Vision Token Reduction via Attention-Driven Self-Compression for Efficient Multimodal Large Language Models
Omer Faruk Deniz, Ruiyu Mao, Ruochen Li, Yapeng Tian, Latifur Khan
TL;DR
Vision tokens in Multimodal LLMs create a computational bottleneck because attention scales quadratically with token count. The authors propose Attention-Driven Self-Compression (ADSC), a parameter-free approach that progressively prunes vision tokens inside the LLM by applying a fixed downsampling ratio at selected layers, relying on the LLM's native attention to reorganize information into the remaining tokens and the text stream, without scoring or modifying attention. Training uses supervised instruction tuning with LoRA adapters and a reverse curriculum over pruning ratios, enabling robust compression with minimal forgetting. On LLaVA-1.5-7B, ADSC reduces FLOPs by 53.7% and KV-cache by 56.7% while preserving 98.2% of accuracy at a 66.7% vision-token budget, and it outperforms prior pruning baselines under high compression.
Abstract
Multimodal Large Language Models (MLLMs) incur significant computational cost from processing numerous vision tokens through all LLM layers. Prior pruning methods operate either before the LLM, limiting generality due to diverse encoder-projector designs or within the LLM using heuristics that are incompatible with FlashAttention. We take a different approach: rather than identifying unimportant tokens, we treat the LLM itself as the optimal guide for compression.
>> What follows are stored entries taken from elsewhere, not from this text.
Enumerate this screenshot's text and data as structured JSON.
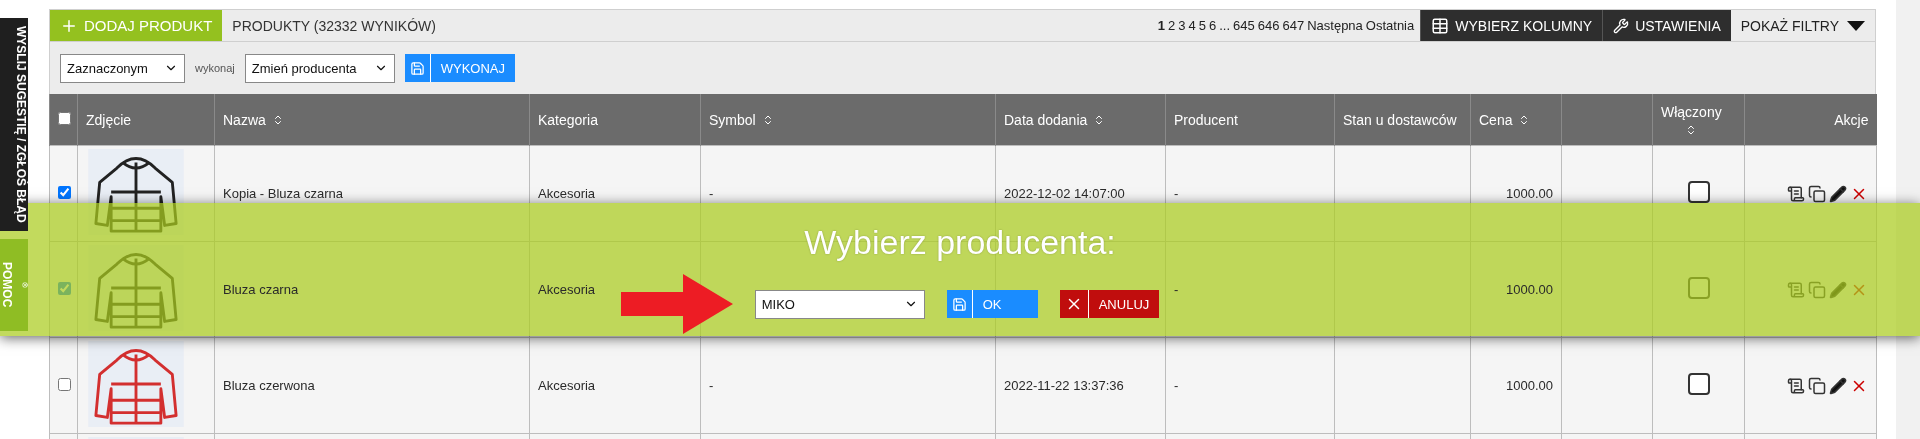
{
  "side_tabs": [
    {
      "kind": "feedback",
      "label": "WYSLIJ SUGESTIĘ / ZGŁOŚ BŁĄD"
    },
    {
      "kind": "help",
      "label": "POMOC"
    }
  ],
  "top_bar": {
    "add_button": "DODAJ PRODUKT",
    "title": "PRODUKTY (32332 WYNIKÓW)",
    "pages": [
      {
        "label": "1",
        "selected": true
      },
      {
        "label": "2",
        "selected": false
      },
      {
        "label": "3",
        "selected": false
      },
      {
        "label": "4",
        "selected": false
      },
      {
        "label": "5",
        "selected": false
      },
      {
        "label": "6",
        "selected": false
      },
      {
        "label": "...",
        "selected": false
      },
      {
        "label": "645",
        "selected": false
      },
      {
        "label": "646",
        "selected": false
      },
      {
        "label": "647",
        "selected": false
      },
      {
        "label": "Następna",
        "selected": false
      },
      {
        "label": "Ostatnia",
        "selected": false
      }
    ],
    "columns_button": "WYBIERZ KOLUMNY",
    "settings_button": "USTAWIENIA",
    "filters_button": "POKAŻ FILTRY"
  },
  "bulk": {
    "scope": "Zaznaczonym",
    "label": "wykonaj",
    "action": "Zmień producenta",
    "button": "WYKONAJ"
  },
  "table": {
    "select_all": false,
    "columns": [
      {
        "label": "Zdjęcie",
        "sortable": false
      },
      {
        "label": "Nazwa",
        "sortable": true
      },
      {
        "label": "Kategoria",
        "sortable": false
      },
      {
        "label": "Symbol",
        "sortable": true
      },
      {
        "label": "Data dodania",
        "sortable": true
      },
      {
        "label": "Producent",
        "sortable": false
      },
      {
        "label": "Stan u dostawców",
        "sortable": false
      },
      {
        "label": "Cena",
        "sortable": true
      },
      {
        "sortable": false
      },
      {
        "label": "Włączony",
        "sortable": true
      },
      {
        "label": "Akcje",
        "sortable": false
      }
    ],
    "rows": [
      {
        "selected": true,
        "image": {
          "kind": "picture"
        },
        "name": "Kopia - Bluza czarna",
        "category": "Akcesoria",
        "symbol": "-",
        "date": "2022-12-02 14:07:00",
        "producer": "-",
        "price": "1000.00",
        "enabled": false
      },
      {
        "selected": true,
        "image": {
          "kind": "picture"
        },
        "name": "Bluza czarna",
        "category": "Akcesoria",
        "producer": "-",
        "price": "1000.00",
        "enabled": false
      },
      {
        "selected": false,
        "image": {
          "kind": "picture"
        },
        "name": "Bluza czerwona",
        "category": "Akcesoria",
        "symbol": "-",
        "date": "2022-11-22 13:37:36",
        "producer": "-",
        "price": "1000.00",
        "enabled": false
      },
      {
        "image": {
          "kind": "picture"
        }
      }
    ]
  },
  "dialog": {
    "title": "Wybierz producenta:",
    "producer": "MIKO",
    "ok": "OK",
    "cancel": "ANULUJ"
  }
}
Observing that deeper layers naturally transmit vision-to-text information, we introduce Attention-Driven Self-Compression (ADSC), a simple, broadly applicable method that progressively reduces vision tokens using only the LLM's attention mechanism. Our method applies uniform token downsampling at selected layers, forming bottlenecks that encourage the model to reorganize and compress information into the remaining tokens. It requires no score computation, auxiliary modules, or attention modification, and remains fully compatible with FlashAttention. Applied to LLaVA-1.5, ADSC reduces FLOPs by 53.7% and peak KV-cache memory by 56.7%, while preserving 98.2% of the original model performance. Across multiple benchmarks, it outperforms prior pruning approaches in both efficiency and accuracy. Crucially, under high compression ratios, our method remains robust while heuristic-based techniques degrade sharply.